Interview avec le Dr Charles Sika, Pharmacien, Spécialiste des affaires réglementaires

Le phénomène du marché pharmaceutique illicite est un véritable problème de Santé Publique en Côte d’Ivoire. Nous avons rencontré Dr Charles SIKA afin de recueillir son avis sur la question.

1-Bonjour docteur, pouvez-vous vous présenter brièvement à nos lecteurs ? Je suis Dr Charles SIKA, Pharmacien et consultant en affaires réglementaires dans
l’industrie pharmaceutique.

2-Docteur, vous êtes spécialiste des affaires réglementaires, expliquez nous ce
que c’est les affaires réglementaires?

Les affaires réglementaires, c’est une discipline de l’industrie pharmaceutique qui traite de la réglementation relative à la fabrication, la mise sur le marché, la distribution et la publicité sur le médicament.

Comme vous pouvez l’imaginer, le médicament est un produit spécifique destiné à guérir mais qui peut sous certaines conditions s’avérer nocif. Aussi, des dispositions réglementaires existent dans tous les pays du monde de façon à garantir sa qualité et encadrer de façon stricte la commercialisation,
la distribution et la publicité sur les médicaments. Pour votre information, entre
la découverte d’une molécule dont on suppose les vertus thérapeutiques et la
mise sur le marché de ce produit, il peut parfois y avoir plus d’une dizaine voire une vingtaine d’années. Durant tout ce temps, le laboratoire a l’origine de la découverte,
va procéder à de nombreux tests en laboratoire et en situation réelle conformément aux dispositions réglementaires internationales afin de s’assurer que le médicament candidat est efficace et bien toléré par le patient. C’est donc vous dire combien de fois les choses sont encadrées ; ne sont mis sur le marché que les médicaments qui satisfont a toutes ces exigences. Une fois sur
le marché, le circuit de distribution et la délivrance sont également contrôlés. Ainsi, seuls les pharmaciens disposant d’un agrément grossiste répartiteur peuvent exercer cette activité.
Au niveau de l’officine, l’ouverture et l’exploitation d’une officine est également régie par des lois. N’importe quel pharmacien, ne peut se permettre d’ouvrir une officine et l’exploiter.
Enfin, le médicament étant un produit qui peut s’avérer dangereux s’il est mal utilisé, la publicité sur le médicament est elle aussi réglementée et ne s’adresse qu’aux professionnels de la santé à l’exception des certains produits en vente libre. Toutes ces dispositions visent un but, s’assurer que le médicament mis sur le marché soit de bonne qualité et reste sous le contrôle des
professionnels du médicament que sont les pharmaciens jusqu’à sa délivrance aux patients.
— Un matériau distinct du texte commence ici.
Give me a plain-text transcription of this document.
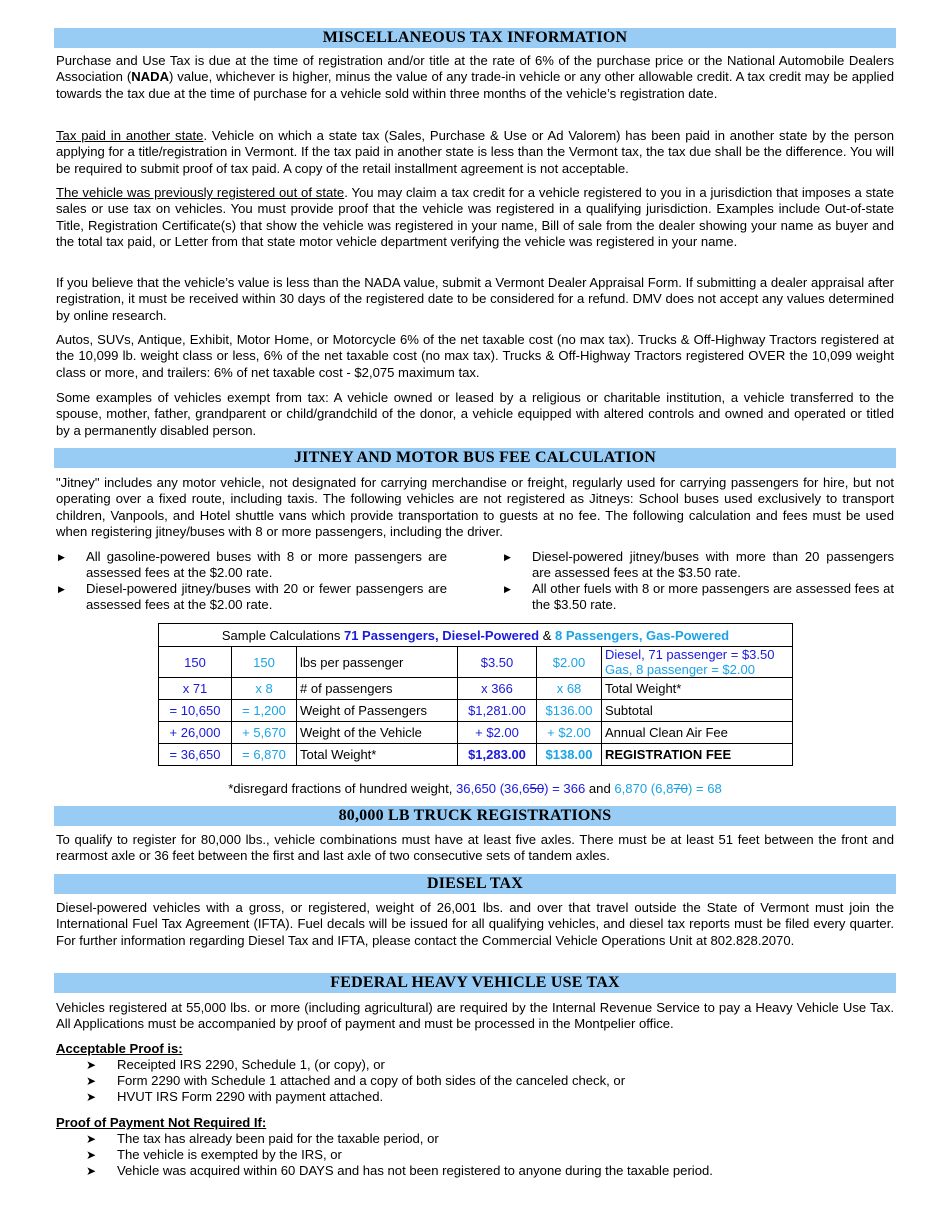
MISCELLANEOUS TAX INFORMATION

Purchase and Use Tax is due at the time of registration and/or title at the rate of 6% of the purchase price or the National Automobile Dealers Association (NADA) value, whichever is higher, minus the value of any trade-in vehicle or any other allowable credit. A tax credit may be applied towards the tax due at the time of purchase for a vehicle sold within three months of the vehicle’s registration date.

Tax paid in another state. Vehicle on which a state tax (Sales, Purchase & Use or Ad Valorem) has been paid in another state by the person applying for a title/registration in Vermont. If the tax paid in another state is less than the Vermont tax, the tax due shall be the difference. You will be required to submit proof of tax paid. A copy of the retail installment agreement is not acceptable.

The vehicle was previously registered out of state. You may claim a tax credit for a vehicle registered to you in a jurisdiction that imposes a state sales or use tax on vehicles. You must provide proof that the vehicle was registered in a qualifying jurisdiction. Examples include Out-of-state Title, Registration Certificate(s) that show the vehicle was registered in your name, Bill of sale from the dealer showing your name as buyer and the total tax paid, or Letter from that state motor vehicle department verifying the vehicle was registered in your name.

If you believe that the vehicle’s value is less than the NADA value, submit a Vermont Dealer Appraisal Form. If submitting a dealer appraisal after registration, it must be received within 30 days of the registered date to be considered for a refund. DMV does not accept any values determined by online research.

Autos, SUVs, Antique, Exhibit, Motor Home, or Motorcycle 6% of the net taxable cost (no max tax). Trucks & Off-Highway Tractors registered at the 10,099 lb. weight class or less, 6% of the net taxable cost (no max tax). Trucks & Off-Highway Tractors registered OVER the 10,099 weight class or more, and trailers: 6% of net taxable cost - $2,075 maximum tax.

Some examples of vehicles exempt from tax: A vehicle owned or leased by a religious or charitable institution, a vehicle transferred to the spouse, mother, father, grandparent or child/grandchild of the donor, a vehicle equipped with altered controls and owned and operated or titled by a permanently disabled person.

JITNEY AND MOTOR BUS FEE CALCULATION

"Jitney" includes any motor vehicle, not designated for carrying merchandise or freight, regularly used for carrying passengers for hire, but not operating over a fixed route, including taxis. The following vehicles are not registered as Jitneys: School buses used exclusively to transport children, Vanpools, and Hotel shuttle vans which provide transportation to guests at no fee. The following calculation and fees must be used when registering jitney/buses with 8 or more passengers, including the driver.

▶ All gasoline-powered buses with 8 or more passengers are assessed fees at the $2.00 rate.
▶ Diesel-powered jitney/buses with 20 or fewer passengers are assessed fees at the $2.00 rate.
▶ Diesel-powered jitney/buses with more than 20 passengers are assessed fees at the $3.50 rate.
▶ All other fuels with 8 or more passengers are assessed fees at the $3.50 rate.
Sample Calculations 71 Passengers, Diesel-Powered & 8 Passengers, Gas-Powered					
150	150	lbs per passenger	$3.50	$2.00	Diesel, 71 passenger = $3.50
Gas, 8 passenger = $2.00

x 71	x 8	# of passengers	x 366	x 68	Total Weight*
= 10,650	= 1,200	Weight of Passengers	$1,281.00	$136.00	Subtotal
+ 26,000	+ 5,670	Weight of the Vehicle	+ $2.00	+ $2.00	Annual Clean Air Fee
= 36,650	= 6,870	Total Weight*	$1,283.00	$138.00	REGISTRATION FEE
*disregard fractions of hundred weight, 36,650 (36,650) = 366 and 6,870 (6,870) = 68
80,000 LB TRUCK REGISTRATIONS

To qualify to register for 80,000 lbs., vehicle combinations must have at least five axles. There must be at least 51 feet between the front and rearmost axle or 36 feet between the first and last axle of two consecutive sets of tandem axles.

DIESEL TAX

Diesel-powered vehicles with a gross, or registered, weight of 26,001 lbs. and over that travel outside the State of Vermont must join the International Fuel Tax Agreement (IFTA). Fuel decals will be issued for all qualifying vehicles, and diesel tax reports must be filed every quarter. For further information regarding Diesel Tax and IFTA, please contact the Commercial Vehicle Operations Unit at 802.828.2070.

FEDERAL HEAVY VEHICLE USE TAX

Vehicles registered at 55,000 lbs. or more (including agricultural) are required by the Internal Revenue Service to pay a Heavy Vehicle Use Tax. All Applications must be accompanied by proof of payment and must be processed in the Montpelier office.

Acceptable Proof is:
➤ Receipted IRS 2290, Schedule 1, (or copy), or
➤ Form 2290 with Schedule 1 attached and a copy of both sides of the canceled check, or
➤ HVUT IRS Form 2290 with payment attached.
Proof of Payment Not Required If:
➤ The tax has already been paid for the taxable period, or
➤ The vehicle is exempted by the IRS, or
➤ Vehicle was acquired within 60 DAYS and has not been registered to anyone during the taxable period.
3- Pouvez-vous nous expliquer exactement ce que c’est que le médicament
de la rue ?

Le médicament de la rue est un produit pharmaceutique qui est vendu en dehors des circuits conventionnels de distribution et qui se retrouve entre les mains de personnes non habilitées à le délivrer. Il pose deux problèmes majeurs. D’abord sur sa nature : il s’agit soit de produits de contrefaçon, de produits sous dosés, de produits dont la composition ne répond pas aux normes scientifiques ou de produits mal conservés.

Le second problème qu’il pose est celui de la qualification des personnes qui le manipulent dans la rue. En effet, ces personnes n’ont aucune qualification pour en assurer la délivrance et les conseils relatifs aux conditions d’utilisation et autres précautions d’emploi.

4-En quoi ces médicaments sont ils dangereux pour la santé ?

Ces médicaments de par leur nature présentent un danger pour la santé publique car ils donnent au patient l’illusion de se soigner alors qu’ils aggravent sa situation. Ces médicaments sont mis en cause dans l’explosion du nombre de cas d’insuffisance rénale et bien d’autres maladies en Cote d’Ivoire.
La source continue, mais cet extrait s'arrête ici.